Kaplan–Meier curves showing progression-free survival (PFS, left) and overall survival (OS, right). Above diagrams show survival by histological tumor grade for the whole cohort of adult patients with diagnosis of ependymoma prior to DNA methylation profiling (A and B) and for the group of ependymal tumors confirmed by DNA methylation profiling (C and D).

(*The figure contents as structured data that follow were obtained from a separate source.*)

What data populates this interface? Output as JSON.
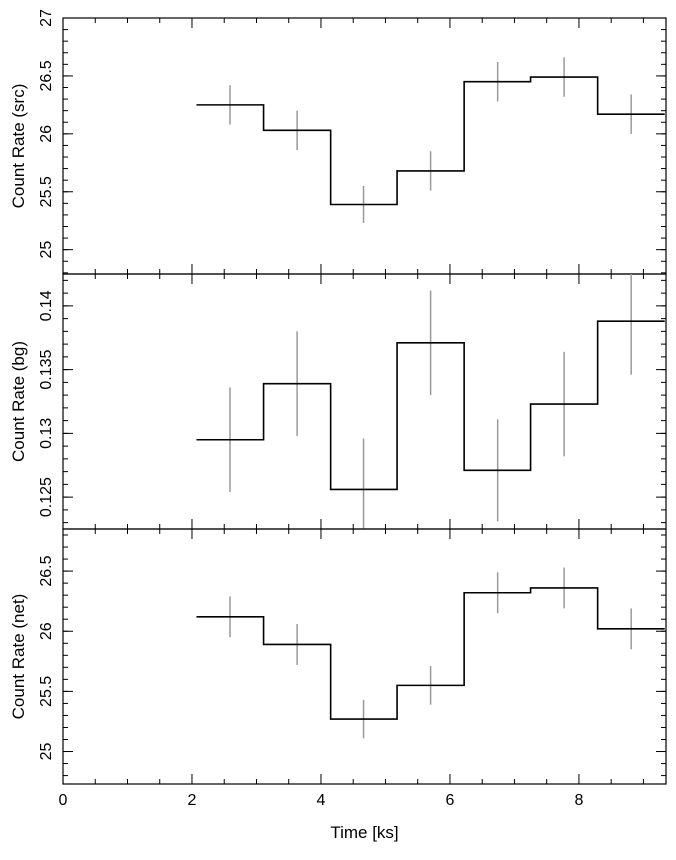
{
  "chart_data": {
    "type": "line",
    "xlabel": "Time [ks]",
    "xlim": [
      0,
      9.35
    ],
    "xticks": [
      0,
      2,
      4,
      6,
      8
    ],
    "bin_edges": [
      2.07,
      3.11,
      4.15,
      5.18,
      6.22,
      7.25,
      8.29,
      9.33
    ],
    "bin_centers": [
      2.59,
      3.63,
      4.66,
      5.7,
      6.74,
      7.77,
      8.81
    ],
    "panels": [
      {
        "id": "src",
        "ylabel": "Count Rate (src)",
        "ylim": [
          24.79,
          27.0
        ],
        "yticks": [
          25.0,
          25.5,
          26.0,
          26.5,
          27.0
        ],
        "yticklabels": [
          "25",
          "25.5",
          "26",
          "26.5",
          "27"
        ],
        "values": [
          26.25,
          26.03,
          25.39,
          25.68,
          26.45,
          26.49,
          26.17
        ],
        "errors": [
          0.17,
          0.17,
          0.16,
          0.17,
          0.17,
          0.17,
          0.17
        ]
      },
      {
        "id": "bg",
        "ylabel": "Count Rate (bg)",
        "ylim": [
          0.1225,
          0.1425
        ],
        "yticks": [
          0.125,
          0.13,
          0.135,
          0.14
        ],
        "yticklabels": [
          "0.125",
          "0.13",
          "0.135",
          "0.14"
        ],
        "values": [
          0.1295,
          0.1339,
          0.1256,
          0.1371,
          0.1271,
          0.1323,
          0.1388
        ],
        "errors": [
          0.0041,
          0.0041,
          0.004,
          0.0041,
          0.004,
          0.0041,
          0.0042
        ]
      },
      {
        "id": "net",
        "ylabel": "Count Rate (net)",
        "ylim": [
          24.73,
          26.85
        ],
        "yticks": [
          25.0,
          25.5,
          26.0,
          26.5
        ],
        "yticklabels": [
          "25",
          "25.5",
          "26",
          "26.5"
        ],
        "values": [
          26.12,
          25.89,
          25.27,
          25.55,
          26.32,
          26.36,
          26.02
        ],
        "errors": [
          0.17,
          0.17,
          0.16,
          0.16,
          0.17,
          0.17,
          0.17
        ]
      }
    ]
  },
  "colors": {
    "line": "#000000",
    "errorbar": "#999999",
    "frame": "#000000"
  }
}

Notably, histological tumor grade was no longer a predictor of survival after exclusion of tumors that were non-ependymal and non-classifiable after DNA-methylation profiling. Panels (E and F) show that PFS and OS did not differ significantly between the three major molecular classes of adult intracranial ependymoma. Panels (G and H) show that confirmed ependymal tumors generally had a better PFS and OS in comparison to the groups of other tumor types and non-classifiable tumors as indicated by the classifier demonstrating the clinical importance of DNA methylation profiling. Abbreviations: EPN-PFB = posterior fossa ependymoma group B, EPN-ZFTA = supratentorial ZFTA fusion-positive ependymoma, PF-SE/E = posterior fossa subependymoma molecular class with ependymoma histology.

Figure 3.

Kaplan–Meier diagrams showing progression-free survival (PFS) for EPN-PFB tumors. No difference in PFS was seen by histological tumor grade in this molecular class (A). In EPN-PFB patients receiving only surgery gross total resection was associated with improved PFS (B). Use of postoperative radiotherapy showed a tendency to a longer PFS in EPN-PFB tumors regardless of resection status (C). In the subgroup of incompletely resected EPN-PFB tumors, adjuvant radiotherapy was significantly associated with PFS (D).

Figure 4.

Kaplan–Meier diagrams showing progression-free survival (PFS) of PF-SE tumors in a combined data analysis of the current series and the series by Thomas et al. PFS is shorter in the presence of pure ependymoma histology (A), TERT promoter mutation (B) and, with borderline significance, loss of chromosome 6 (C). The absence of all these factors is associated with a favorable prognosis (D). The changes were more common in elderly patients. This correlation was significant for TERT promoter mutations (P < .001*, E).